Start by understanding that some of the most important cash flow information comes from the profit and loss statement. Just to state the obvious, if you have a high degree of confidence in a company’s (book) accounting earnings, you’re well ahead of the game in determining the overall truthfulness and reliability of cash flow.

Okay, but how then do you best evaluate whether someone’s cooking the books or playing games with the P&L? Answer: all earnings-related accounting fraud falls into one of just seven categories. Hard to believe, but true. Understand, recognize, and watch out for these seven financial slights-of-hand and you’ll never be fooled.

This nifty idea comes from a book that I consider to be the seminal work on the subject of fraudulent financial statement analysis – Financial Shenanigans (How to Detect Accounting Gimmicks and Fraud in Financial Reports) by Howard Schilit. I’ll come right out and say it: I absolutely love this book. I was first exposed to it back in business school during an early accounting course. Over the course of my career, I’ve come to rely on it as my go-to reference for spotting and diagnosing accounting issues in the companies I buy. The essential elegance of Financial Shenanigans is that it reduces the seemingly limitless ways of fraudulently manipulating accounting earnings into just a couple principles that are easy to remember and use on an every day basis. Moreover, the book illustrates each of the principles with memorable real life corporate vignettes and examples.
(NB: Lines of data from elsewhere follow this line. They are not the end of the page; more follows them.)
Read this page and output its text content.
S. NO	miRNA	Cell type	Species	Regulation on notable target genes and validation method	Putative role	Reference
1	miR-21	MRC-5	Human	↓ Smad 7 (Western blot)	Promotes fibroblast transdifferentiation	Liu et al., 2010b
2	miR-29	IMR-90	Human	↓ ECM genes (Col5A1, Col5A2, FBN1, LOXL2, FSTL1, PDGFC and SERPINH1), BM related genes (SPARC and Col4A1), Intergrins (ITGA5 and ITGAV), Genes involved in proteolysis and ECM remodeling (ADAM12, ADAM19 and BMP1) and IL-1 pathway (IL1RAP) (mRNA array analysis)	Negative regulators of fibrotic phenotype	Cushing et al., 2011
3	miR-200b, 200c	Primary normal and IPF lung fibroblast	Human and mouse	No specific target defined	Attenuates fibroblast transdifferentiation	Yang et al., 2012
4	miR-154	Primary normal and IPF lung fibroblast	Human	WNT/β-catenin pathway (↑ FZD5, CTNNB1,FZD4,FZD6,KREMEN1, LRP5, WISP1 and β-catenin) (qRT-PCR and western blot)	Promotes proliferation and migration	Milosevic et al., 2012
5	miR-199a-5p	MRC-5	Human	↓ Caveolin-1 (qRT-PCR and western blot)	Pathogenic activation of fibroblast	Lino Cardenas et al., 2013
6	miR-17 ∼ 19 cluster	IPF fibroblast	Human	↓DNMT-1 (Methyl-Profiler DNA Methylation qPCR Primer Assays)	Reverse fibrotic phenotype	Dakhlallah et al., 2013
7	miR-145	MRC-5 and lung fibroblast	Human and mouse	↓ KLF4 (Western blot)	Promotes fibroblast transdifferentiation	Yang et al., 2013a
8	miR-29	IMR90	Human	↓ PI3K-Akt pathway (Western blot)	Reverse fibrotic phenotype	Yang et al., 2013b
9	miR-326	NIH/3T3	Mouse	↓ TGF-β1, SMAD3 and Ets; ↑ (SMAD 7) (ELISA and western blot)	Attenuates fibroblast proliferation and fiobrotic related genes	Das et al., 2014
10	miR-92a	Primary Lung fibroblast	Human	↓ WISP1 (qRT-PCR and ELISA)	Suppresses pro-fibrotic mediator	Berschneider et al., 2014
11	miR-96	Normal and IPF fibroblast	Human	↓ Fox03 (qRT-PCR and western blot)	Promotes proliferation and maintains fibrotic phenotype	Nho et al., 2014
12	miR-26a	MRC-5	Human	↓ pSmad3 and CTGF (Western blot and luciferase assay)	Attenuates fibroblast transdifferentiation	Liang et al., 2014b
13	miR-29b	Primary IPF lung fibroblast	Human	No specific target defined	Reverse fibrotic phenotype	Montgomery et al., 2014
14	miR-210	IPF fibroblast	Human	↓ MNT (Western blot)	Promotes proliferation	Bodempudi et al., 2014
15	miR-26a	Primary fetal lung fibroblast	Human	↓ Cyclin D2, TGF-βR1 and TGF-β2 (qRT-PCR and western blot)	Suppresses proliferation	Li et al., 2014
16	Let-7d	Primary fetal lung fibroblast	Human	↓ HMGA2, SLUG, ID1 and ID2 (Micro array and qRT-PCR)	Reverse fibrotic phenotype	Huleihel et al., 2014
Here are the seven types of accounting shenanigans:

  1. Recording revenue too soon
  2. Recording bogus revenue
  3. Boosting income with one-time gains
  4. Shifting current expenses to a later or earlier period
  5. Failing to disclose all liabilities
  6. Shifting current income to a later period
  7. Shifting future expenses into the current period

And these seven shenanigans can be further reduced to just two fundamental tricks: boosting current profits (numbers 1 through 5) and shifting current profits into future periods (numbers 6 and 7).

This book and its classifications of accounting tricks offers a comprehensive framework for evaluating the real quality of a prospective M&A target’s P&L. Are they too aggressive with revenue recognition issues? Have they recorded unusual or one-time gains on exchanges of assets? Have they properly capitalized certain costs? Have they reasonably accrued for expected and contingent liabilities? Have they set up accurate sales reserves for unearned revenues? The list, and the potential for shenanigans, goes on and on and on…

Common sense is and will always be, of course, your best bet for avoiding being taken by an accounting scam. But remember and use the framework proposed by Schilit in Financial Shenanigans during your financial due diligence. In my opinion, there is no better or easier to use system for heading off “creative” accounting issues that could really crater your acquisition.